There are good at-bats, and there are great at-bats.
Anthony Rizzo's in the sixth inning Friday against the Cardinals was the latter.
Rizzo stepped to the plate with the Cubs trailing St. Louis 5-4. The first baseman was down 0-2 in the count against Cardinals right-hander Daniel Ponce de Leon after fouling off an 0-1 offering.
What followed was one of the better sequences you'll see from a hitter as Rizzo fouled off nine more pitches, including six straight at one point, with a ball sandwiched between another three fouls.
And on Ponce de Leon's 14th offering, Rizzo didn't miss, smacking a game-tying home run to the right field bleachers to knot things at 5.
Friday marked the Cubs' first game with a full capacity crowd at Wrigley Field since 2019. Rizzo said the 35,112 fans in attendance being into each pitch of his at-bat helped him relax and stay locked in.
He equated the day's overall atmosphere to when the Cubs played their first night game at Wrigley in 1988.
"Seeing how happy everyone is to be back is a feeling that this is one of those days," Rizzo said.
"Obviously I wasn't here [in 1988]," he added, "but [Friday] was just such a good feeling."

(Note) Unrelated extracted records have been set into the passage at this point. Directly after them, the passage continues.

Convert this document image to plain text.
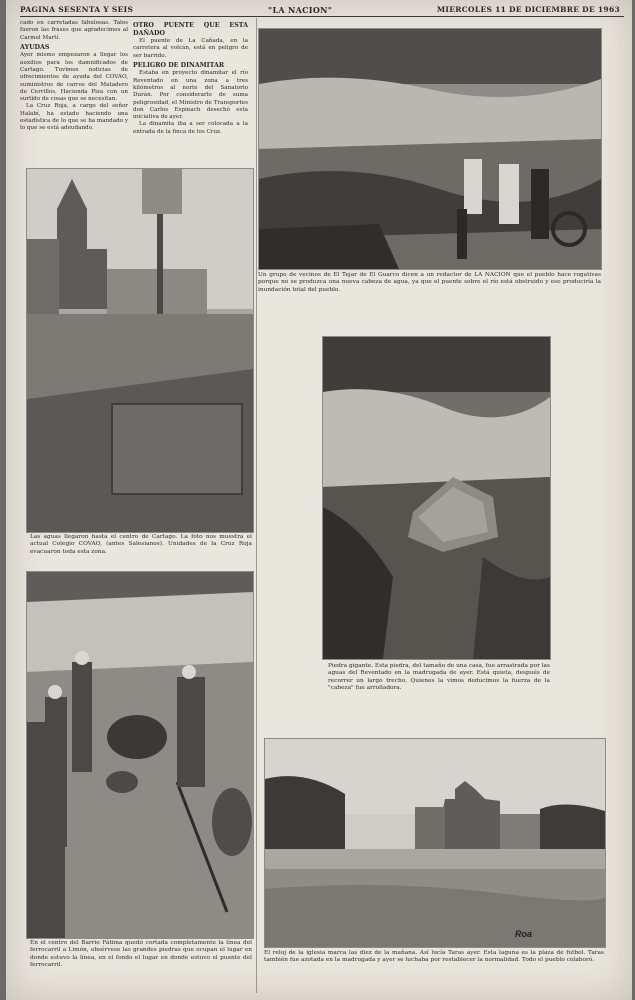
PAGINA SESENTA Y SEIS	"LA NACION"	MIERCOLES 11 DE DICIEMBRE DE 1963

cado en carretadas fabulosas. Tales fueron las frases que agradecimos al Carmel Martí.

AYUDAS

Ayer mismo empezaron a llegar los auxilios para los damnificados de Cartago. Tuvimos noticias de ofrecimientos de ayuda del COVAO, suministros de carros del Matadero de Cerrillos, Hacienda Piza con un surtido de cosas que se necesitan.

La Cruz Roja, a cargo del señor Halabí, ha estado haciendo una estadística de lo que se ha mandado y lo que se está adeudando.

OTRO PUENTE QUE ESTA DAÑADO

El puente de La Cañada, en la carretera al volcán, está en peligro de ser barrido.

PELIGRO DE DINAMITAR

Estaba en proyecto dinamitar el río Reventado en una zona a tres kilómetros al norte del Sanatorio Durán. Por considerarlo de suma peligrosidad, el Ministro de Transportes don Carlos Espinach desechó esta iniciativa de ayer.

La dinamita iba a ser colocada a la entrada de la finca de los Cruz.

Un grupo de vecinos de El Tejar de El Guarco dicen a un redactor de LA NACION que el pueblo hace rogativas porque no se produzca una nueva cabeza de agua, ya que el puente sobre el río está obstruido y eso produciría la inundación total del pueblo.
Las aguas llegaron hasta el centro de Cartago. La foto nos muestra el actual Colegio COVAO, (antes Salesianos). Unidades de la Cruz Roja evacuaron toda esta zona.
Piedra gigante. Esta piedra, del tamaño de una casa, fue arrastrada por las aguas del Reventado en la madrugada de ayer. Está quieta, después de recorrer un largo trecho. Quienes la vimos deducimos la fuerza de la "cabeza" fue arrolladora.
En el centro del Barrio Fátima quedó cortada completamente la línea del ferrocarril a Limón, obsérvese las grandes piedras que ocupan el lugar en donde estuvo la línea, en el fondo el lugar en donde estuvo el puente del ferrocarril.
Roa
El reloj de la iglesia marca las diez de la mañana. Así lucía Taras ayer. Esta laguna es la plaza de futbol. Taras también fue azotada en la madrugada y ayer se luchaba por restablecer la normalidad. Todo el pueblo colaboró.
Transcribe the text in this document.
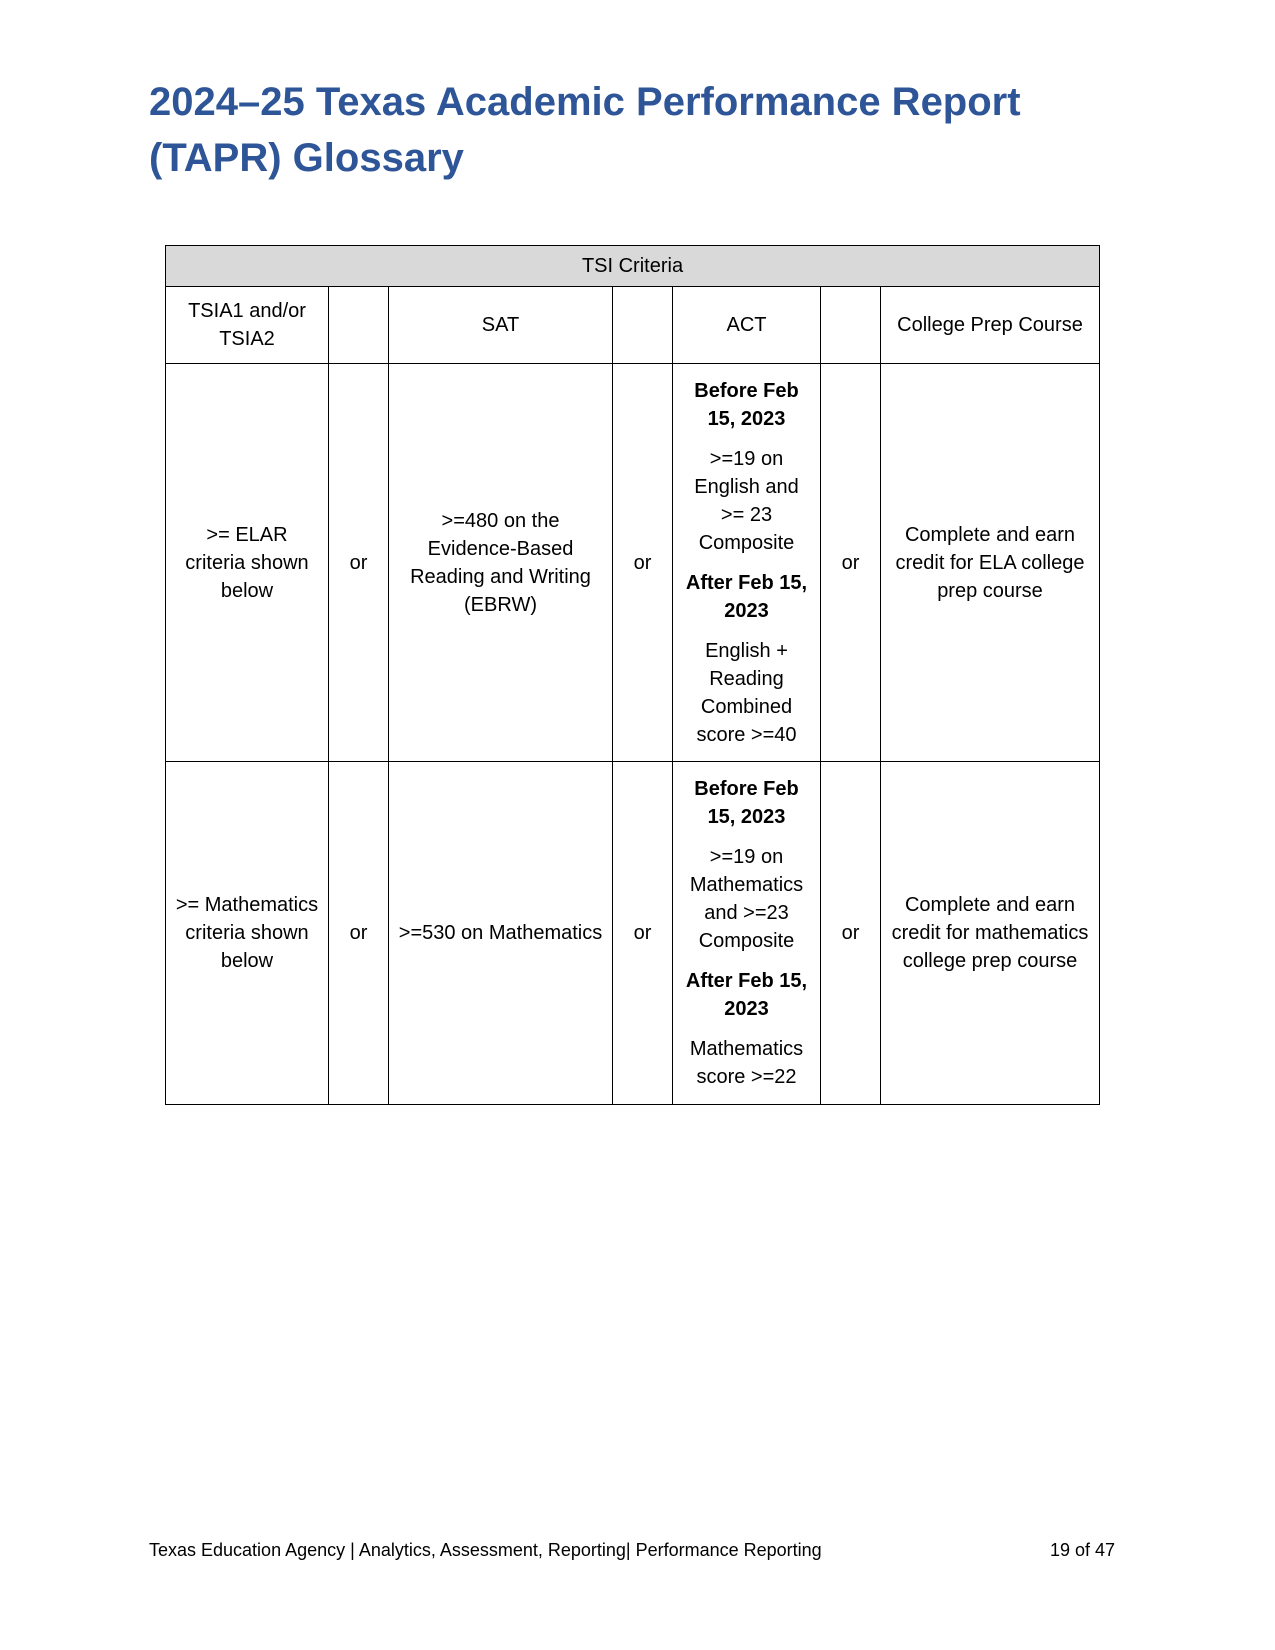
2024–25 Texas Academic Performance Report
(TAPR) Glossary
TSI Criteria						
TSIA1 and/or TSIA2		SAT		ACT		College Prep Course
>= ELAR criteria shown below	or	>=480 on the Evidence-Based Reading and Writing (EBRW)	or	Before Feb 15, 2023
>=19 on English and >= 23 Composite
After Feb 15, 2023
English + Reading Combined score >=40	or	Complete and earn credit for ELA college prep course
>= Mathematics criteria shown below	or	>=530 on Mathematics	or	Before Feb 15, 2023
>=19 on Mathematics and >=23 Composite
After Feb 15, 2023
Mathematics score >=22	or	Complete and earn credit for mathematics college prep course
Texas Education Agency | Analytics, Assessment, Reporting| Performance Reporting	19 of 47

David Ross said the moment will stick with him and stand out among those from his own playing days. He mentioned Alex Cora's 18-pitch at-bat in 2004 when they were teammates on the Dodgers.
Coincidentally, that came against Matt Clement and the Cubs.

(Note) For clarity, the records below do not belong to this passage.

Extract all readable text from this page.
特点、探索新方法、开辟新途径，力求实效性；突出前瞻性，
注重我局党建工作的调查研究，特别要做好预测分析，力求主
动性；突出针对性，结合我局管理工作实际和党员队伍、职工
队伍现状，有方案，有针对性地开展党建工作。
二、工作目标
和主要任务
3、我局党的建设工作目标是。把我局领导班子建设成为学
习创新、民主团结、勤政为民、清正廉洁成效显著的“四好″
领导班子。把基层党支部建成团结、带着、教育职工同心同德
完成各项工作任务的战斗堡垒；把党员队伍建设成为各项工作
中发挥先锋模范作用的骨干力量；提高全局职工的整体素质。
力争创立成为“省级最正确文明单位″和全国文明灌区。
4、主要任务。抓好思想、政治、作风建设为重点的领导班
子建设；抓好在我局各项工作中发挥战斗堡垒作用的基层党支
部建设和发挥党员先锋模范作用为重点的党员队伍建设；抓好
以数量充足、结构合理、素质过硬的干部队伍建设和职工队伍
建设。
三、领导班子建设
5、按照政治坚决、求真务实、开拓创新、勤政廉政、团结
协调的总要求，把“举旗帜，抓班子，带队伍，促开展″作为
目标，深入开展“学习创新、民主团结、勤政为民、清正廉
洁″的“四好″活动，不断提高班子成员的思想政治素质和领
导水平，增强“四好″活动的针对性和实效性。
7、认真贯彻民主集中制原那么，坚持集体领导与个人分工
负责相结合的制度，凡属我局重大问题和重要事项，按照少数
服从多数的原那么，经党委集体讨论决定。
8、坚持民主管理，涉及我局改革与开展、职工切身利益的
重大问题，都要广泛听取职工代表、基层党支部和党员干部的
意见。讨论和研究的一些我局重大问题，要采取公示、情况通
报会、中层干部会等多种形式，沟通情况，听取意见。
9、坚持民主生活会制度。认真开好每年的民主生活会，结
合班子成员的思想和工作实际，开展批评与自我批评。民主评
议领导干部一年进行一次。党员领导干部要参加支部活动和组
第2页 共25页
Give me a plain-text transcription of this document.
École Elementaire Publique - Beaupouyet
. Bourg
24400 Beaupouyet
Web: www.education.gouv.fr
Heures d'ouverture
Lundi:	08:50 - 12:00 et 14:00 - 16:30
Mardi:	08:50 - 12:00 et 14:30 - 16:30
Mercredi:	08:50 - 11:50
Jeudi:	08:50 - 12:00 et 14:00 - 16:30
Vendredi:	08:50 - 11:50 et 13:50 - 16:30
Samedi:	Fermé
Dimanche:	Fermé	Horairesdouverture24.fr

"I would say [Rizzo's] definitely rivals that one," Ross said, "with the atmosphere and the packed house and 100 percent, what the roller coaster of the day has been, the emotions.
"To have that type of at-bat and getting back here in this rivalry game, that was up there.
"That was special."
Outside of it being a pivotal moment, Rizzo made some history with the long ball. It's the deepest in a plate appearance a Cubs player has hit a home run since tracking pitch counts started in 1988, according to MLB.com's Sarah Langs.
What a moment on a memorable day at Wrigley Field.